Roche’s Phase III Actemra Study Achieves Goal

25 May 2009 (Last Updated May 25th, 2009 18:30)

Swiss drugmaker Roche has declared that new two-year data from the LITHE (TociLIzumab Safety and The Prevention of Structural Joint Damage) study demonstrated the effectiveness of its Actemra (tocilizumab) drug in inhibiting structural damage to joints in patients with rheumatoid arthritis.

Swiss drugmaker Roche has declared that new two-year data from the LITHE (TociLIzumab Safety and The Prevention of Structural Joint Damage) study demonstrated the effectiveness of its Actemra (tocilizumab) drug in inhibiting structural damage to joints in patients with rheumatoid arthritis.
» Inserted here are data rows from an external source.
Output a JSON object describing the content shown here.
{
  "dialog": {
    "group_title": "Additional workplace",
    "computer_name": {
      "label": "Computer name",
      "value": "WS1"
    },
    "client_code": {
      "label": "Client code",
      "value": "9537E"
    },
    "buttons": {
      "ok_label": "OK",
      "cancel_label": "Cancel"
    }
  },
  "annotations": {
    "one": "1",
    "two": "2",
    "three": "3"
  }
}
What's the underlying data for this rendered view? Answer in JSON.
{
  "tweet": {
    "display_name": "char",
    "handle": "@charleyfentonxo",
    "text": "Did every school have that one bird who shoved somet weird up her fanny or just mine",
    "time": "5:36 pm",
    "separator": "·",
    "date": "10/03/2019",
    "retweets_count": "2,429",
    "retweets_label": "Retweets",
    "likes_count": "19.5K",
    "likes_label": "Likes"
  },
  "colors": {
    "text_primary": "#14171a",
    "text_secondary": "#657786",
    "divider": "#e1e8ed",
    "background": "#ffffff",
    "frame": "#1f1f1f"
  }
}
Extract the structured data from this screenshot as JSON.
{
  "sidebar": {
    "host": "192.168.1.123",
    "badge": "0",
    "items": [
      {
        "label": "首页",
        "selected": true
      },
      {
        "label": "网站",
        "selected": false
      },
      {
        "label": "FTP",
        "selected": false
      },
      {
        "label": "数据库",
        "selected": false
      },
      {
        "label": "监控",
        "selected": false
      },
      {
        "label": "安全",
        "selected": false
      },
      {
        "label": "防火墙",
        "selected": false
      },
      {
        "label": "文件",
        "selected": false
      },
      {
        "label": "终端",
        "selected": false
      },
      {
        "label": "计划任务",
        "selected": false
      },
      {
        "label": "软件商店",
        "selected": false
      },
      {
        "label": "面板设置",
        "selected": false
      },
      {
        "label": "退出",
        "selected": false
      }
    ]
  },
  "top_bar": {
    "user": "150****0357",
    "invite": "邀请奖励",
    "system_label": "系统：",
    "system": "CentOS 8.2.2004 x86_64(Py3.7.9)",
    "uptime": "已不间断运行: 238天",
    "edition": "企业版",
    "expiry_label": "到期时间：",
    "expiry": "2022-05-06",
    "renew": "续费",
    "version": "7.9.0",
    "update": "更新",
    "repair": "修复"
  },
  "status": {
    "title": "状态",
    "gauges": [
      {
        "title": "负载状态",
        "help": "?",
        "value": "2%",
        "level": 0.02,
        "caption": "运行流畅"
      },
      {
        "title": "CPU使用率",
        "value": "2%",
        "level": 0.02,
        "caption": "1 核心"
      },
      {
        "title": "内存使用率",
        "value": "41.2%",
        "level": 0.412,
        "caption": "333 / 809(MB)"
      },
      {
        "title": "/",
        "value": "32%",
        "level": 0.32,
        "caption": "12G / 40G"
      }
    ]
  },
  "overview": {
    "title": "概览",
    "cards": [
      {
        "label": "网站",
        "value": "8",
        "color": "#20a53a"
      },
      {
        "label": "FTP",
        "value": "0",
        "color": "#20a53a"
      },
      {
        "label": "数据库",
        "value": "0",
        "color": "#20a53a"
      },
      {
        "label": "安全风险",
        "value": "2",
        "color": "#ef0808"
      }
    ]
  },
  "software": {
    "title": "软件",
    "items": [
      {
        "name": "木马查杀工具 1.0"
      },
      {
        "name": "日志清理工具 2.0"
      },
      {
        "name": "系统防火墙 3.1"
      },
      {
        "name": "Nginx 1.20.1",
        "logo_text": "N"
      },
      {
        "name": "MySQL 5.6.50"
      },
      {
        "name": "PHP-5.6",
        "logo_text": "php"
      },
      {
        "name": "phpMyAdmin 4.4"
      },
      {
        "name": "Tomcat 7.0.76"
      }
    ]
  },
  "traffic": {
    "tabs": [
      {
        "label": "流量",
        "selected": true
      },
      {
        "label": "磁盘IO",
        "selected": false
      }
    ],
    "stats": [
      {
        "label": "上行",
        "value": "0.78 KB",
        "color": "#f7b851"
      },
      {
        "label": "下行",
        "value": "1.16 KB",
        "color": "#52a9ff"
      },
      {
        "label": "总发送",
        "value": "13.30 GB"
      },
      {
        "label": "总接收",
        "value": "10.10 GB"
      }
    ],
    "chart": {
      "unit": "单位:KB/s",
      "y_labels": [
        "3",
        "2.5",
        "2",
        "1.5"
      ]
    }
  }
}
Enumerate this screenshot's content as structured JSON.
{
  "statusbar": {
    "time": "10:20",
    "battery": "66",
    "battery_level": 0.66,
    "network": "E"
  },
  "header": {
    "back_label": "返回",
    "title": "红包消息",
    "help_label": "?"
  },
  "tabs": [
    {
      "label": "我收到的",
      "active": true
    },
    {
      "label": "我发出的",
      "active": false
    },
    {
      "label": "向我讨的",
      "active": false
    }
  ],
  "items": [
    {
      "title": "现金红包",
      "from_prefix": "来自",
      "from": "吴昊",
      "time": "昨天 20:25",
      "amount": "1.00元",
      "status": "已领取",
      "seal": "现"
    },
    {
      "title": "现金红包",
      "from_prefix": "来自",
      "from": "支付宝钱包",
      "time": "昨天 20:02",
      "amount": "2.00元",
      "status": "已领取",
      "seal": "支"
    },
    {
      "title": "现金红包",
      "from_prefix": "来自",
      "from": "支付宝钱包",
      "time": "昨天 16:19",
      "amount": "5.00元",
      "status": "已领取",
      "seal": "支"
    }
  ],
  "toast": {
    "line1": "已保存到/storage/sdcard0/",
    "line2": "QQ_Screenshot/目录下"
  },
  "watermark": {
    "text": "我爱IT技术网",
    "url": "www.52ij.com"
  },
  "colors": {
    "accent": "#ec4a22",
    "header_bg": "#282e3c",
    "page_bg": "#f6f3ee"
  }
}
LITHE was the fifth international Phase III study in the extensive Actemra clinical development programme and showed that a greater proportion of patients treated with Actemra, in combination with the current standard therapy methotrexate, witnessed an improved physical function during 24 months of treatment as compared to patients receiving placebo plus methotrexate.

The drug improved patients' ability to perform normal daily activities, as measured by the Health Assessment Questionnaire Disability Index.

The outcome was determined by X-ray evidence of the progression of bone erosion and narrowing of joint spaces.

Roche Global Medical Director, Autoimmunity, Kenneth Bahrt said that the study proves the drug's long-term benefits.

"We are extremely pleased by these two-year LITHE data as they confirm the previous study findings, and also suggest that the effect of Actemra actually improves over time," he said.

In the study, Actemra was usually well tolerated and the overall safety profile after two years of treatment with the drug was consistent with previously reported data.

Roche said that full data from this two-year study will be submitted to the US Food and Drug Administration.